Le cortège se met en route, en direction la place de la Concorde. « Et l'hôpital, il est à qui ? Il est à nous ! » s'époumonent les hospitaliers en colère. Brigitte, aide-soignante en psychiatrie à Créteil (Val-de-Marne), décrit ses conditions de travail « déplorables, aussi bien moralement que physiquement, parce que nous manquons cruellement de matériel et de personnel ». Une situation qui, à ses yeux, « met en danger les patients... Il en va de la vie des gens, de leur bien-être ». Deux collègues, à ses côtés, acquiescent.
Brigitte et ses collègues aides-soignantes en psychiatrie.

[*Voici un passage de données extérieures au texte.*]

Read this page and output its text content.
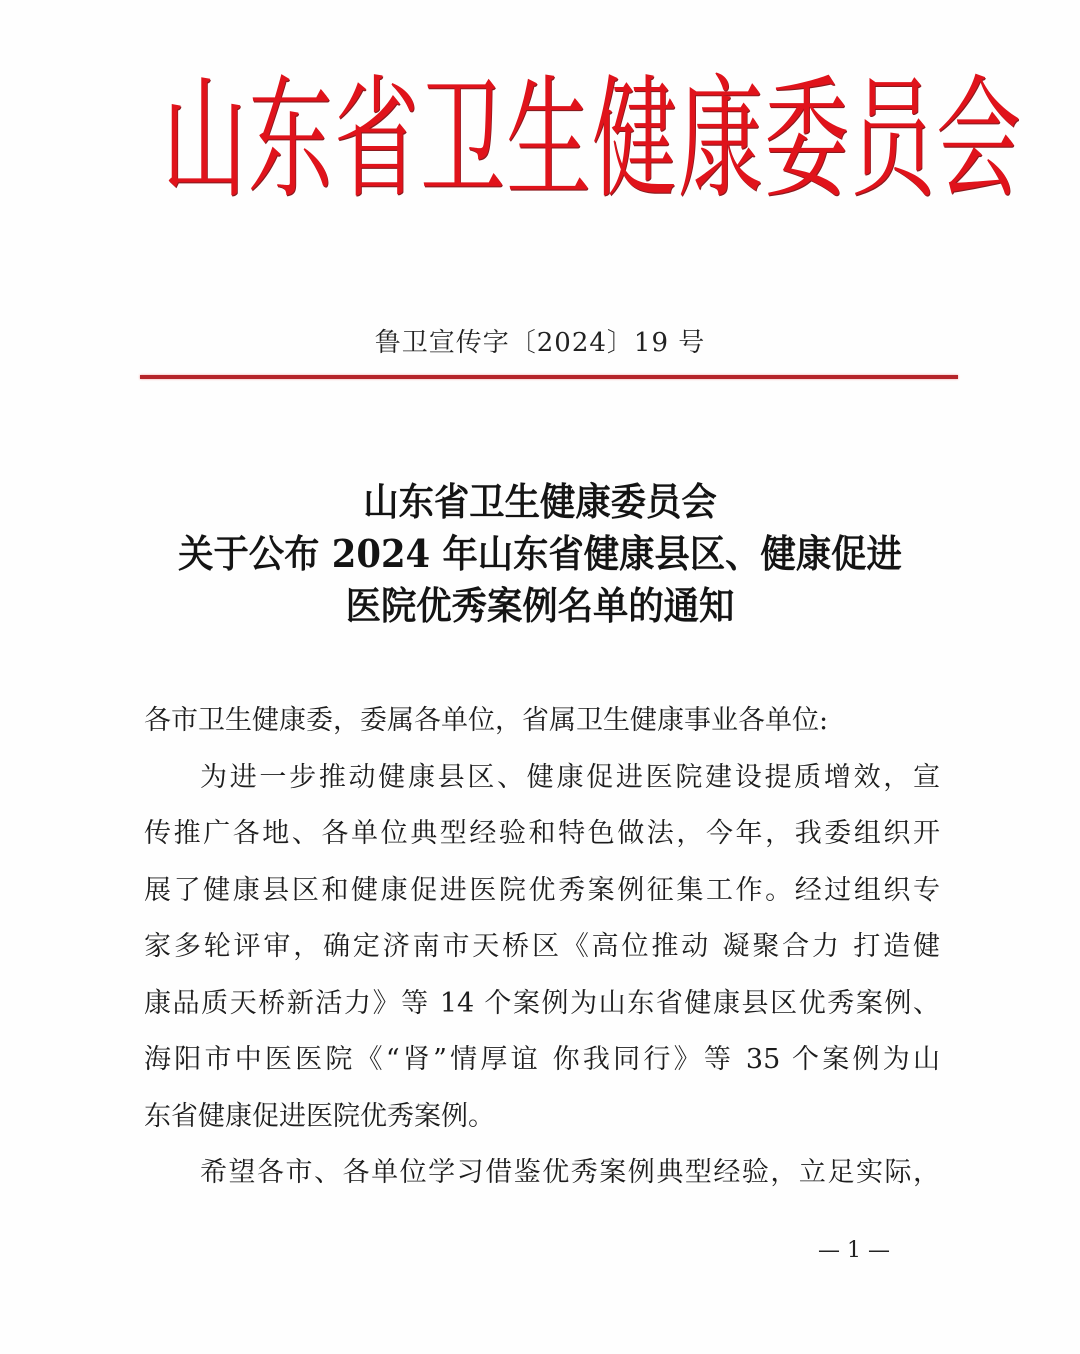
山 东 省 卫 生 健 康 委 员 会
鲁卫宣传字〔2024〕19 号
山东省卫生健康委员会
关于公布 2024 年山东省健康县区、健康促进
医院优秀案例名单的通知
各市卫生健康委，委属各单位，省属卫生健康事业各单位:
为进一步推动健康县区、健康促进医院建设提质增效，宣
传推广各地、各单位典型经验和特色做法，今年，我委组织开
展了健康县区和健康促进医院优秀案例征集工作。经过组织专
家多轮评审，确定济南市天桥区《高位推动 凝聚合力 打造健
康品质天桥新活力》等 14 个案例为山东省健康县区优秀案例、
海阳市中医医院《“肾”情厚谊 你我同行》等 35 个案例为山
东省健康促进医院优秀案例。
希望各市、各单位学习借鉴优秀案例典型经验，立足实际，
— 1 —
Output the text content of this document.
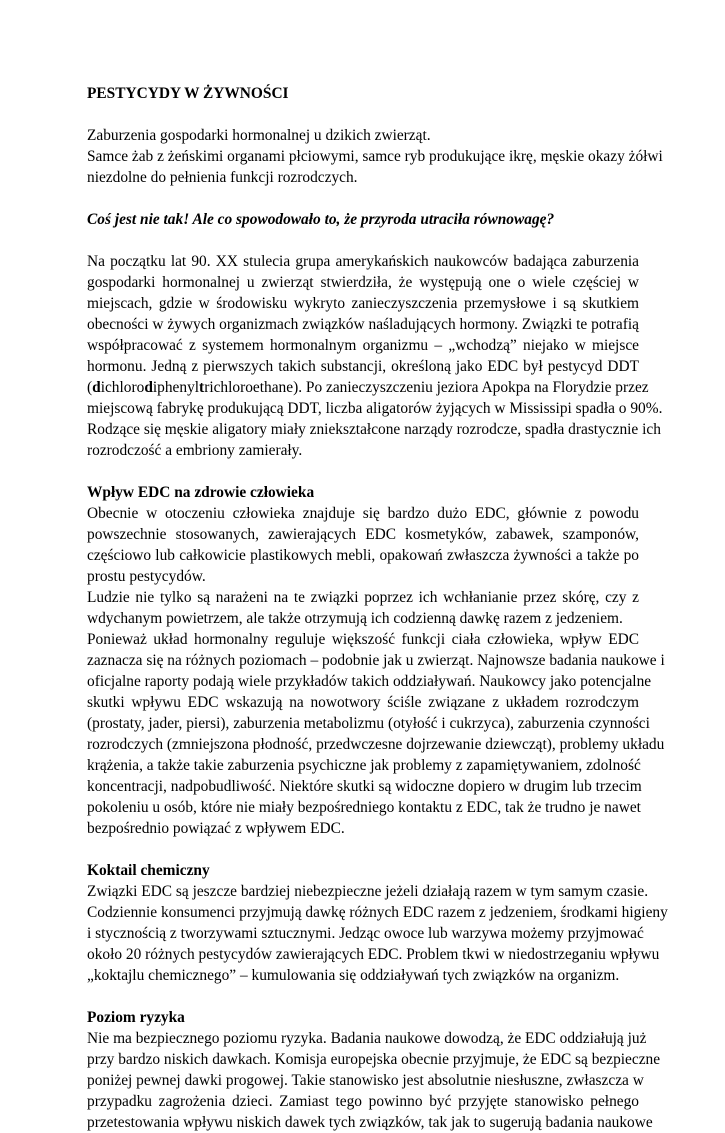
PESTYCYDY W ŻYWNOŚCI
Zaburzenia gospodarki hormonalnej u dzikich zwierząt.
Samce żab z żeńskimi organami płciowymi, samce ryb produkujące ikrę, męskie okazy żółwi
niezdolne do pełnienia funkcji rozrodczych.
Coś jest nie tak! Ale co spowodowało to, że przyroda utraciła równowagę?
Na początku lat 90. XX stulecia grupa amerykańskich naukowców badająca zaburzenia
gospodarki hormonalnej u zwierząt stwierdziła, że występują one o wiele częściej w
miejscach, gdzie w środowisku wykryto zanieczyszczenia przemysłowe i są skutkiem
obecności w żywych organizmach związków naśladujących hormony. Związki te potrafią
współpracować z systemem hormonalnym organizmu – „wchodzą” niejako w miejsce
hormonu. Jedną z pierwszych takich substancji, określoną jako EDC był pestycyd DDT
(dichlorodiphenyltrichloroethane). Po zanieczyszczeniu jeziora Apokpa na Florydzie przez
miejscową fabrykę produkującą DDT, liczba aligatorów żyjących w Mississipi spadła o 90%.
Rodzące się męskie aligatory miały zniekształcone narządy rozrodcze, spadła drastycznie ich
rozrodczość a embriony zamierały.
Wpływ EDC na zdrowie człowieka
Obecnie w otoczeniu człowieka znajduje się bardzo dużo EDC, głównie z powodu
powszechnie stosowanych, zawierających EDC kosmetyków, zabawek, szamponów,
częściowo lub całkowicie plastikowych mebli, opakowań zwłaszcza żywności a także po
prostu pestycydów.
Ludzie nie tylko są narażeni na te związki poprzez ich wchłanianie przez skórę, czy z
wdychanym powietrzem, ale także otrzymują ich codzienną dawkę razem z jedzeniem.
Ponieważ układ hormonalny reguluje większość funkcji ciała człowieka, wpływ EDC
zaznacza się na różnych poziomach – podobnie jak u zwierząt. Najnowsze badania naukowe i
oficjalne raporty podają wiele przykładów takich oddziaływań. Naukowcy jako potencjalne
skutki wpływu EDC wskazują na nowotwory ściśle związane z układem rozrodczym
(prostaty, jader, piersi), zaburzenia metabolizmu (otyłość i cukrzyca), zaburzenia czynności
rozrodczych (zmniejszona płodność, przedwczesne dojrzewanie dziewcząt), problemy układu
krążenia, a także takie zaburzenia psychiczne jak problemy z zapamiętywaniem, zdolność
koncentracji, nadpobudliwość. Niektóre skutki są widoczne dopiero w drugim lub trzecim
pokoleniu u osób, które nie miały bezpośredniego kontaktu z EDC, tak że trudno je nawet
bezpośrednio powiązać z wpływem EDC.
Koktail chemiczny
Związki EDC są jeszcze bardziej niebezpieczne jeżeli działają razem w tym samym czasie.
Codziennie konsumenci przyjmują dawkę różnych EDC razem z jedzeniem, środkami higieny
i stycznością z tworzywami sztucznymi. Jedząc owoce lub warzywa możemy przyjmować
około 20 różnych pestycydów zawierających EDC. Problem tkwi w niedostrzeganiu wpływu
„koktajlu chemicznego” – kumulowania się oddziaływań tych związków na organizm.
Poziom ryzyka
Nie ma bezpiecznego poziomu ryzyka. Badania naukowe dowodzą, że EDC oddziałują już
przy bardzo niskich dawkach. Komisja europejska obecnie przyjmuje, że EDC są bezpieczne
poniżej pewnej dawki progowej. Takie stanowisko jest absolutnie niesłuszne, zwłaszcza w
przypadku zagrożenia dzieci. Zamiast tego powinno być przyjęte stanowisko pełnego
przetestowania wpływu niskich dawek tych związków, tak jak to sugerują badania naukowe
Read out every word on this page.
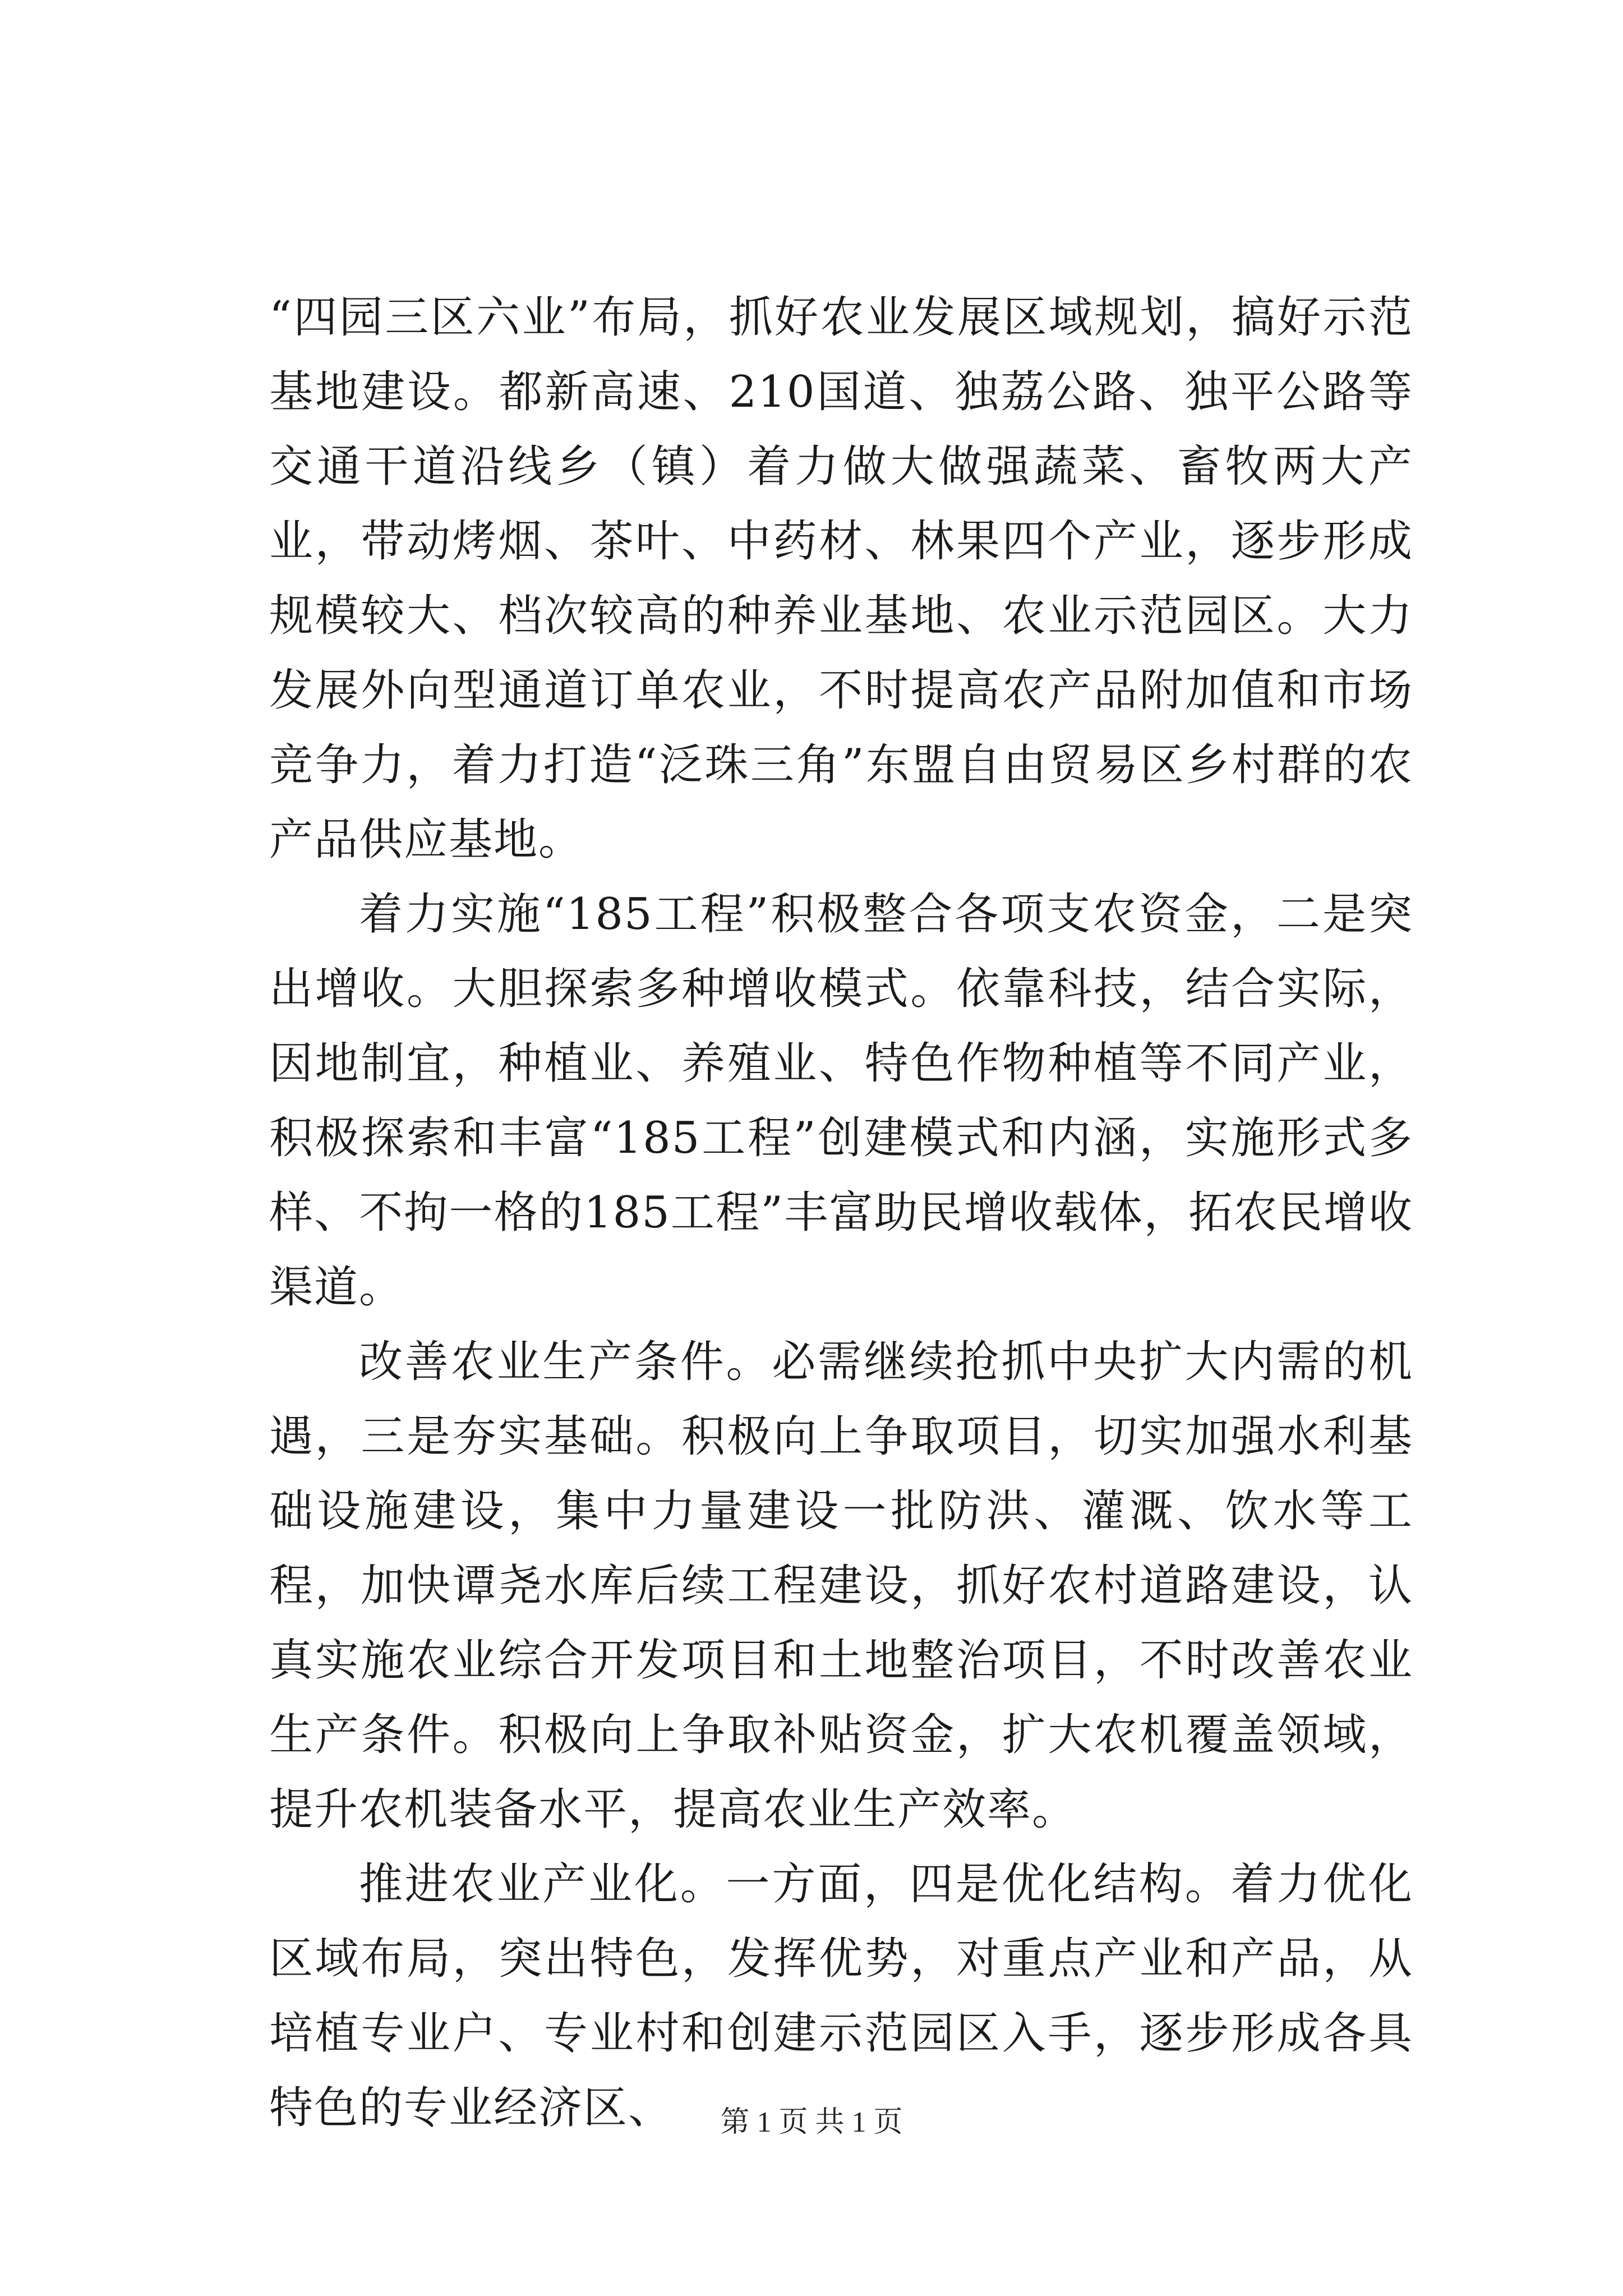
“四园三区六业”布局，抓好农业发展区域规划，搞好示范基地建设。都新高速、210国道、独荔公路、独平公路等交通干道沿线乡（镇）着力做大做强蔬菜、畜牧两大产业，带动烤烟、茶叶、中药材、林果四个产业，逐步形成规模较大、档次较高的种养业基地、农业示范园区。大力发展外向型通道订单农业，不时提高农产品附加值和市场竞争力，着力打造“泛珠三角”东盟自由贸易区乡村群的农产品供应基地。

着力实施“185工程”积极整合各项支农资金，二是突出增收。大胆探索多种增收模式。依靠科技，结合实际，因地制宜，种植业、养殖业、特色作物种植等不同产业，积极探索和丰富“185工程”创建模式和内涵，实施形式多样、不拘一格的185工程”丰富助民增收载体，拓农民增收渠道。

改善农业生产条件。必需继续抢抓中央扩大内需的机遇，三是夯实基础。积极向上争取项目，切实加强水利基础设施建设，集中力量建设一批防洪、灌溉、饮水等工程，加快谭尧水库后续工程建设，抓好农村道路建设，认真实施农业综合开发项目和土地整治项目，不时改善农业生产条件。积极向上争取补贴资金，扩大农机覆盖领域，提升农机装备水平，提高农业生产效率。

推进农业产业化。一方面，四是优化结构。着力优化区域布局，突出特色，发挥优势，对重点产业和产品，从培植专业户、专业村和创建示范园区入手，逐步形成各具特色的专业经济区、	第 1 页 共 1 页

À l'entrée du McDonald's accolé au Musée du Louvre, Benoît porte une banderole. Ancien équipier polyvalent au sein de la célèbre chaîne de restauration rapide, il dénonce l'évasion fiscale de son ancien employeur : « 20 % des profits engendrés par McDonald's sont délocalisés à l'étranger pour éviter les impôts français, dit-il. Ces profits délocalisés représentent un manque à gagner pour l'État et les contribuables, et pour les milliers de salariés qui touchent une infime part des bénéfices de la firme. » Plus largement, Benoît estime qu'« avec la casse du Code du travail opéré par les divers gouvernements au pouvoir ces dernières années, le modèle "McDo" de précarisation du travail est en train de s'étendre à toute la société. D'où la nécessité, pour tous les travailleurs précaires, chômeurs ou étudiants de porter des revendications collectives. » Un peu plus loin, les militants d'Attac jouent la scène parodique « Les riches avec Emmanuel Macron ». Leurs mots d'ordre « à bas les pauvres ! », « vive l'évasion fiscale ! » ou « protégeons le patronat, pas les chômeurs ! » amusent la galerie.
Mardi 5 février, à Paris.
Des fumigènes sont craqués à l'avant. Les CRS, lourdement armés, sont sifflés et invectivés. Au bord du jardin des Tuileries, les forces de l'ordre chargent et frappent, matraques en main. « Ne courez pas, restons calmes », crient des manifestants afin d'éviter un mouvement de foule trop important. Les CRS se replient, et le cortège reprend sa marche en avant, se déversant aux alentours de 16 heures sur la place de la Concorde. Après 17 heures, plusieurs tirs de gaz lacrymogènes dispersent les participants et l'agrégation de leurs mécontentements.